Ilustrasi. Foto: Iamwire.
Ilustrasi. Foto: Iamwire.

Jakarta, MNEWS.co.id – Tren bisnis e-commerce dan financial technology ditengarai akan semakin berkembang di tahun 2019. Sebab, bisnis digital tidak akan sepi dari investor.

Pengamat ekonomi Institute for Development of Economic and Finance (Indef) Bhima Yudhistira menjelaskan, persaingan antar e-commerce di Indonesia Tokopedia, Bukalapak, Lazada, dan Shopee akan semakin ketat.

Untuk e-commerce, menurutnya persaingan antara platform besar seperti Tokopedia, Bukalapak, Lazada, dan Shopee akan semakin ketat. Oleh karenanya, ia memproyeksikan peningkatan jumlah platform e-commerce tidak akan signifikan ke depan.

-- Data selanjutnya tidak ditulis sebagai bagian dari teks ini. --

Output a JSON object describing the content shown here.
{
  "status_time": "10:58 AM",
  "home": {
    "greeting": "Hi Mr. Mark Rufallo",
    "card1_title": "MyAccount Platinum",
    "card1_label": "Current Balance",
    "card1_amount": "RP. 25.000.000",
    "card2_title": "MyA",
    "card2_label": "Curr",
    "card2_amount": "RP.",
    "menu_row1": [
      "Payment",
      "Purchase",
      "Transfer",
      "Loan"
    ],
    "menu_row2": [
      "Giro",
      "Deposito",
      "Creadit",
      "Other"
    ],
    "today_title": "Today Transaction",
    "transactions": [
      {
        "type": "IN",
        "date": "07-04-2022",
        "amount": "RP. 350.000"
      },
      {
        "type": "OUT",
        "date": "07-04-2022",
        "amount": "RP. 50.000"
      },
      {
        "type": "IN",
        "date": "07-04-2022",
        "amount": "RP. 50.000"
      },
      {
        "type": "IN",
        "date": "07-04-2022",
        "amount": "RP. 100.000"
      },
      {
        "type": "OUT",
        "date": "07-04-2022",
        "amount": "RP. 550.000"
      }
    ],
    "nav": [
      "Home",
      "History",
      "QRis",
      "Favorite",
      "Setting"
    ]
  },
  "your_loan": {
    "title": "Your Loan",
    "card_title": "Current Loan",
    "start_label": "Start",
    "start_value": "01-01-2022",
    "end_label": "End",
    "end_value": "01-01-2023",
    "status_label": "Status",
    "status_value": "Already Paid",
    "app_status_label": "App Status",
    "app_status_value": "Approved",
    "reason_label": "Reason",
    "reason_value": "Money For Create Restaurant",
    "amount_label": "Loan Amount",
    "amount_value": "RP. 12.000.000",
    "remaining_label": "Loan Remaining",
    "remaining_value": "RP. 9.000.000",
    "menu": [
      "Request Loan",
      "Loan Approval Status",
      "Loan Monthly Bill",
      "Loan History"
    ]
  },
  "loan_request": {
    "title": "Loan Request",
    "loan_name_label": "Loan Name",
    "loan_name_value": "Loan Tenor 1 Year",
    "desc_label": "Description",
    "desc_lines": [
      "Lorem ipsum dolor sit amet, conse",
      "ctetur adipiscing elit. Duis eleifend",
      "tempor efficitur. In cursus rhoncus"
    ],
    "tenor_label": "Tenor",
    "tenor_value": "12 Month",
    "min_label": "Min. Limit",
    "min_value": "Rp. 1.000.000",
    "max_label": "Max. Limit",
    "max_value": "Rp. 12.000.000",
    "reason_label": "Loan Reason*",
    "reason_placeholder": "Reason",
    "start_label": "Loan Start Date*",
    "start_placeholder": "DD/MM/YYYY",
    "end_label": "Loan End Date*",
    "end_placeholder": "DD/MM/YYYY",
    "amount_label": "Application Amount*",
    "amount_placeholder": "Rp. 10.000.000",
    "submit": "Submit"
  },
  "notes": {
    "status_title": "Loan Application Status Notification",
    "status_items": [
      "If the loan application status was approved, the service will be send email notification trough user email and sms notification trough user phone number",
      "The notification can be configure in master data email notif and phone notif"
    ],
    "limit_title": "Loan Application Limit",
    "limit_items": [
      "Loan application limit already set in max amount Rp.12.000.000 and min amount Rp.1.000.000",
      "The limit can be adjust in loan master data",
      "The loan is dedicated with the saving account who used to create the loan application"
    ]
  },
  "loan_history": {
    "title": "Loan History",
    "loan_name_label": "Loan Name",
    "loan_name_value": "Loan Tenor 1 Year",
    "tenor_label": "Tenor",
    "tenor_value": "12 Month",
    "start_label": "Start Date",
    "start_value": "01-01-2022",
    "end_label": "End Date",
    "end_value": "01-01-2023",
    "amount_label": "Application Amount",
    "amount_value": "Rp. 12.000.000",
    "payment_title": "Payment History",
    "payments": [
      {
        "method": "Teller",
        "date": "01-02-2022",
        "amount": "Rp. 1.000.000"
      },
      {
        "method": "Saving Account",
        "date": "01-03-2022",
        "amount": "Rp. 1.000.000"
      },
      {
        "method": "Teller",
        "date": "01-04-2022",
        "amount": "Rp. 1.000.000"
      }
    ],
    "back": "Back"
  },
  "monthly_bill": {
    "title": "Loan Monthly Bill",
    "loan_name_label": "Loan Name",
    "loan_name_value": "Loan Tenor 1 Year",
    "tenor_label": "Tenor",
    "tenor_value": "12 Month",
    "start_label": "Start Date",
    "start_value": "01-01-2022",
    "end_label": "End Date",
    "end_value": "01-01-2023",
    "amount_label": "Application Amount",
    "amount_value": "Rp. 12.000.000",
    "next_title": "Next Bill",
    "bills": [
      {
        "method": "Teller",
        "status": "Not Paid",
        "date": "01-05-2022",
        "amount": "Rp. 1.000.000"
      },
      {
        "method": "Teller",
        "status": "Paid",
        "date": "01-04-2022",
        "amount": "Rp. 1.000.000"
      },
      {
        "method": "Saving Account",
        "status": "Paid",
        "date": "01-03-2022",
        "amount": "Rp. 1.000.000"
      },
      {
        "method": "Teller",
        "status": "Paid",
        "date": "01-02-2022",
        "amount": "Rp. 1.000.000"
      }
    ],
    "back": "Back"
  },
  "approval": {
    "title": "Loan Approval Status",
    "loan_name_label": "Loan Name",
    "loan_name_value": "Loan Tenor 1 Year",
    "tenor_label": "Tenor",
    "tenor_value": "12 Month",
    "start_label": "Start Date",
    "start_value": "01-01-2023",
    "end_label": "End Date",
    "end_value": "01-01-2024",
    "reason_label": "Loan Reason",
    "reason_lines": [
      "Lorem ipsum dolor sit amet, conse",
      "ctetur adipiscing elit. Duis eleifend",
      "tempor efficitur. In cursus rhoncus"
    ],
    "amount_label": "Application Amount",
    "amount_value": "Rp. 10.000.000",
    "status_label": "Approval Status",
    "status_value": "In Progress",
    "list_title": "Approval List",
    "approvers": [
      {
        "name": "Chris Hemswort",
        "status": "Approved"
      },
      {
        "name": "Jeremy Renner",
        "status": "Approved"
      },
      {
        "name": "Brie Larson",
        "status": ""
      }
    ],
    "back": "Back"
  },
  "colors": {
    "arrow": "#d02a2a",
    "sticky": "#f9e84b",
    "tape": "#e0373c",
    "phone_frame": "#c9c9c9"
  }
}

Berdasarkan data iPrice, Tokopedia dan Bukalapak yang menjadi jawara di Indonesia berada di peringkat 3 dan 4 sebagai e-commerce dengan pengunjung desktop dan mobile web terbanyak di Asia Tenggara. Keduanya mendekati pemain regional seperti Lazada dan Shopee masih bertengger di posisi 1 dan 2.

Menurut Bhima, kunci bagi e-commerce agar bisa bersaing adalah suntikan modal yang besar. Tambahan modal ini penting untuk meningkatkan promosi.

“Total transaksi e-commerce pada 2019 diperkirakan tembus Rp 120 triliun,” kata Bhima dilansir dari Katadata.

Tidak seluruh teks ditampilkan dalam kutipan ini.